Where("ssn_hash = ?", hash)
// ...
}
The hash is deterministic (same input always produces the same output) but not reversible. An attacker with database access cannot recover the original SSN from the hash.
Partial search
HMAC hashes only support exact matches. If you need to search by a partial value (like the last 4 digits of an SSN), store that specific searchable portion as a separate plaintext column. Only do this with the user's informed consent and a clear understanding of the privacy tradeoff.
Key rotation
When the encryption key is compromised or policy requires rotation, re-encrypt all data with a new key. Run this as a one-time operation:
func rotateEncryptionKey(db *sqlite.DB, oldKey, newKey encrypt.Key) error {
sb := sqlite.Select("id", "ssn", "notes").
From("customers").
Where("ssn != '' OR notes != ''")
rows, err := db.Query(sb.Build())
if err != nil {
return err
}
defer rows.Close()
type record struct {
ID int64
SSN string
Notes string
}
var records []record
for rows.Next() {
var r record
if err := rows.Scan(&r.ID, &r.SSN, &r.Notes); err != nil {
return err
}
records = append(records, r)
}
rows.Close()
for _, r := range records {
update := sqlite.Update("customers").Where("id = ?", r.ID)
if r.SSN != "" {
plain, err := oldKey.Decrypt(r.SSN)
if err != nil {
return fmt.Errorf("decrypt ssn for id %d: %w", r.ID, err)
}
enc, err := newKey.Encrypt(plain)
if err != nil {
return fmt.Errorf("re-encrypt ssn for id %d: %w", r.ID, err)
}
update = update.Set("ssn", enc)
// Update the HMAC hash if using exact-match lookups.

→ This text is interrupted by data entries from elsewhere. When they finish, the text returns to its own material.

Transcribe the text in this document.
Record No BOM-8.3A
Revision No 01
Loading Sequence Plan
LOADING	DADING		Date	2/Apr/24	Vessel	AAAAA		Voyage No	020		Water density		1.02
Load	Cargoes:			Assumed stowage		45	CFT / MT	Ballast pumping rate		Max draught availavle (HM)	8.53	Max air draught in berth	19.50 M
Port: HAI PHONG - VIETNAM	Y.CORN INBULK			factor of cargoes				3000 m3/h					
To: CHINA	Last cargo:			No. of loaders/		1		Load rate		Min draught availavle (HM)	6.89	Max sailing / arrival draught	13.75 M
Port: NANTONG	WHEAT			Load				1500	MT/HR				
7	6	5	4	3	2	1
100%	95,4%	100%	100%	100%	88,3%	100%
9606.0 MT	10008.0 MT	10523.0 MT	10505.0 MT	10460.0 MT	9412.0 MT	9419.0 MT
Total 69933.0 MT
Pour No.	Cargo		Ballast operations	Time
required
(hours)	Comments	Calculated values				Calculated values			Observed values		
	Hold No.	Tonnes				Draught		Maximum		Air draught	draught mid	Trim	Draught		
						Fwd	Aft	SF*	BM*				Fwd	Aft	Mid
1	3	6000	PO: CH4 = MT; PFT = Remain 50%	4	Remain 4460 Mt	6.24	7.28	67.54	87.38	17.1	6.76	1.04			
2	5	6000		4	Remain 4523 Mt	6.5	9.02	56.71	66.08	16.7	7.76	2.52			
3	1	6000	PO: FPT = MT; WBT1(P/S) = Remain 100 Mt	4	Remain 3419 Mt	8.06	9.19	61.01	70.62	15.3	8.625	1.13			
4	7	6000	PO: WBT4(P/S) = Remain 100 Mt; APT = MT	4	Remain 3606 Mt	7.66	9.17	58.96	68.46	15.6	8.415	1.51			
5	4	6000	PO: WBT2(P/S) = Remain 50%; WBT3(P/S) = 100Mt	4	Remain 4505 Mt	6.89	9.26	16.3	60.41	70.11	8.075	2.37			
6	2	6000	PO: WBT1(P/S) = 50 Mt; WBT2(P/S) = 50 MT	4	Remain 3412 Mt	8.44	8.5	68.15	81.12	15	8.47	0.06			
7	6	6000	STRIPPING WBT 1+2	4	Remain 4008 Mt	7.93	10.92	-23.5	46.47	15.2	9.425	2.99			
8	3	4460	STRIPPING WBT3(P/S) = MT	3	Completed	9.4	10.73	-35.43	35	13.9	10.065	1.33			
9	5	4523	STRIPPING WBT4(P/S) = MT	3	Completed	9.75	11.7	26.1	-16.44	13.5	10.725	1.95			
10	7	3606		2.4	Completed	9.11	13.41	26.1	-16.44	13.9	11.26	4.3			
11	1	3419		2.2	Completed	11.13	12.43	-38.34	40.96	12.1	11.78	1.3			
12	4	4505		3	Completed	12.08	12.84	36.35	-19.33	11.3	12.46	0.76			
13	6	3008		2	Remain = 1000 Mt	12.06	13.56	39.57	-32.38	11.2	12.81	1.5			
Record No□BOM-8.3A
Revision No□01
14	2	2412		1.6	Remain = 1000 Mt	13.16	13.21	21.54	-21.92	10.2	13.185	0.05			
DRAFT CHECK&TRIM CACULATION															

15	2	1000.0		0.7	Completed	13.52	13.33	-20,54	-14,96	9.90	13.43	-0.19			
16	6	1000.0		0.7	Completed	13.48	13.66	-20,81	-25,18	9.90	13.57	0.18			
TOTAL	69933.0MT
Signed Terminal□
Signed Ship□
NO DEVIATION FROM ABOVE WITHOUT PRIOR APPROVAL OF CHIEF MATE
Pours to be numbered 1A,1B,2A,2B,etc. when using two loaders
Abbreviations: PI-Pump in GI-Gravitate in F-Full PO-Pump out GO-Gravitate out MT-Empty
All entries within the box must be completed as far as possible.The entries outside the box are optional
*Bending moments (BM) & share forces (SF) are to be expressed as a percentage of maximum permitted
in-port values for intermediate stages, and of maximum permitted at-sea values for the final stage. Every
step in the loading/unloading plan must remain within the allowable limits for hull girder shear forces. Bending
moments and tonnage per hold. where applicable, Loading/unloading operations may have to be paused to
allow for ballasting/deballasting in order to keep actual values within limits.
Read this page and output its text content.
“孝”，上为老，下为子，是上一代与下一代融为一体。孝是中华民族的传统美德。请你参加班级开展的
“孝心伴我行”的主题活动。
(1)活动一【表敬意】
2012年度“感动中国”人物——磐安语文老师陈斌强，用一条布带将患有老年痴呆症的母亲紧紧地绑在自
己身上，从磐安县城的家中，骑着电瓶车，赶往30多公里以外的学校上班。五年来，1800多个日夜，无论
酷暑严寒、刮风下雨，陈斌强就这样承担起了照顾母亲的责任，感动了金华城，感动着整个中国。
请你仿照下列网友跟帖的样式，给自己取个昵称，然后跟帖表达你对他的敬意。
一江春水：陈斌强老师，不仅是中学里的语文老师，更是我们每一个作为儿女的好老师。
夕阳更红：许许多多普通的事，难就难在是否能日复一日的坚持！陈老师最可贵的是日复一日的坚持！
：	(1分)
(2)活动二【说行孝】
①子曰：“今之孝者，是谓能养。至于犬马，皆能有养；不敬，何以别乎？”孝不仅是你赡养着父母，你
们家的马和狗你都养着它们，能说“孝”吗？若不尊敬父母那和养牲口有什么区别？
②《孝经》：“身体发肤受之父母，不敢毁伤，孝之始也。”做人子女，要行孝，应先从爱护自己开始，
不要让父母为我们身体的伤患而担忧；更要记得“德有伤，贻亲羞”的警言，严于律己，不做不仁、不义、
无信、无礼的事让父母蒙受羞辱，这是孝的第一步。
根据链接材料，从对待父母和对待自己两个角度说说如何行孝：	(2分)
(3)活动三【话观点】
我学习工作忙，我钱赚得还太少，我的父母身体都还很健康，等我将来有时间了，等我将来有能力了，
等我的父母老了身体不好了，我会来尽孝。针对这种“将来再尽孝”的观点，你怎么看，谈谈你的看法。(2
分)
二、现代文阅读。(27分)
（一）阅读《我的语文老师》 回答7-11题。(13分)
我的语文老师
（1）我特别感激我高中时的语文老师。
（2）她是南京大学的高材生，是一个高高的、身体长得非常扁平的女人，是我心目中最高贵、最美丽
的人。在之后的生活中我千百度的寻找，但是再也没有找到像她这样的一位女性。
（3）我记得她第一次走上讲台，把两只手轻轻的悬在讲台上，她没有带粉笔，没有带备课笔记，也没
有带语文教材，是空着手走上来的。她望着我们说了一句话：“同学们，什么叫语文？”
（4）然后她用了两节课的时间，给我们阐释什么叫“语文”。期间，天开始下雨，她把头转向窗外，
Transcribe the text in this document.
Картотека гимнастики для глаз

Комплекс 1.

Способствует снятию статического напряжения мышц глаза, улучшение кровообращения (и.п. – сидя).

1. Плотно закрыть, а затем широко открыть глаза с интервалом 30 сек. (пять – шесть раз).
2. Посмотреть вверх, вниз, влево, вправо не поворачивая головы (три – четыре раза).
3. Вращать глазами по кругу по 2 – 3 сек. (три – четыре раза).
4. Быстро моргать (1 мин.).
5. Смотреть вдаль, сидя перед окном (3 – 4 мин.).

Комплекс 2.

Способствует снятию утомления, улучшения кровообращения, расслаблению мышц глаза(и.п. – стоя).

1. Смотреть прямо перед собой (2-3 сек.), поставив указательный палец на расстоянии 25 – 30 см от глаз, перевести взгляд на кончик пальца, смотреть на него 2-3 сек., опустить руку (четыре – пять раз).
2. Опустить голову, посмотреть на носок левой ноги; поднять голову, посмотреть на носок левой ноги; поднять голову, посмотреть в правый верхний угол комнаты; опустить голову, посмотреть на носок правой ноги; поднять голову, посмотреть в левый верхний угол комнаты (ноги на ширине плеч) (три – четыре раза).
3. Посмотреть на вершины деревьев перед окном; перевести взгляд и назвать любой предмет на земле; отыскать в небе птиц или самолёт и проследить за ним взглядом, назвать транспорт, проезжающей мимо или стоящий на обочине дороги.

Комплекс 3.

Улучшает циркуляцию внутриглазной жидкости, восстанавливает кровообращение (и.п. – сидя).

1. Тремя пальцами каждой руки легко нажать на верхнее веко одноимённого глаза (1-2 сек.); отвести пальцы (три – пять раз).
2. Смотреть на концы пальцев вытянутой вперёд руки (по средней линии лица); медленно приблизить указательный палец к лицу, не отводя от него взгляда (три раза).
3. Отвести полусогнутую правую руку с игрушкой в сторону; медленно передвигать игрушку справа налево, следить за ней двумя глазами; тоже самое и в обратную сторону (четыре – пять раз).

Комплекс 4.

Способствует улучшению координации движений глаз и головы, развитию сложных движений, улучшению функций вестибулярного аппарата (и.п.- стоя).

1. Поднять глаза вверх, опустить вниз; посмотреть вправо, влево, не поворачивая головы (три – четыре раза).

update = update.Set("ssn_hash", newKey.Hash(plain))
}
if r.Notes != "" {
plain, err := oldKey.Decrypt(r.Notes)
if err != nil {
return fmt.Errorf("decrypt notes for id %d: %w", r.ID, err)
}
enc, err := newKey.Encrypt(plain)
if err != nil {
return fmt.Errorf("re-encrypt notes for id %d: %w", r.ID, err)
}
update = update.Set("notes", enc)
}
if _, err := db.Exec(update.Build()); err != nil {
return fmt.Errorf("update id %d: %w", r.ID, err)
}
}
return nil
}
After re-encryption completes, update STANZA_ENCRYPTION_KEY in your environment and restart the application.
Backup first
Always back up the database before key rotation. If the process is interrupted, some rows will be encrypted with the old key and others with the new key. The backup lets you start over cleanly.
Tips
- Encrypt selectively. Only encrypt fields that genuinely need protection at rest — SSNs, tax IDs, bank accounts, medical records, private notes. Encrypting everything adds complexity without proportional security benefit.
- Hash passwords, don't encrypt them. Passwords should be one-way hashed with
auth.HashPassword, not encrypted. You never need to recover a plaintext password. - Empty string means no data. Always check for empty strings before decrypting. Rows created with
DEFAULT ''should return empty, not a decryption error. - Each encrypt call produces unique output. AES-GCM uses a random nonce, so encrypting
"123-45-6789"twice produces different ciphertext. This is a security feature. Use HMAC hashes for exact-match lookups. - Skip sensitive fields in list responses. List endpoints should omit encrypted columns from the SELECT entirely. Only decrypt on detail views where the user has been authorized.
- The key is the single point of failure. Lose the key and the encrypted data is unrecoverable. Store it in your deployment platform's secret management (Railway environment variables, Cloud Run secrets) and keep a secure offline backup.
- Don't encrypt data you need to sort or aggregate. SQL operations like
ORDER BY,GROUP BY,SUM, and range queries (WHERE amount > 100) cannot work on encrypted columns. Only encrypt fields that are written and read back as-is.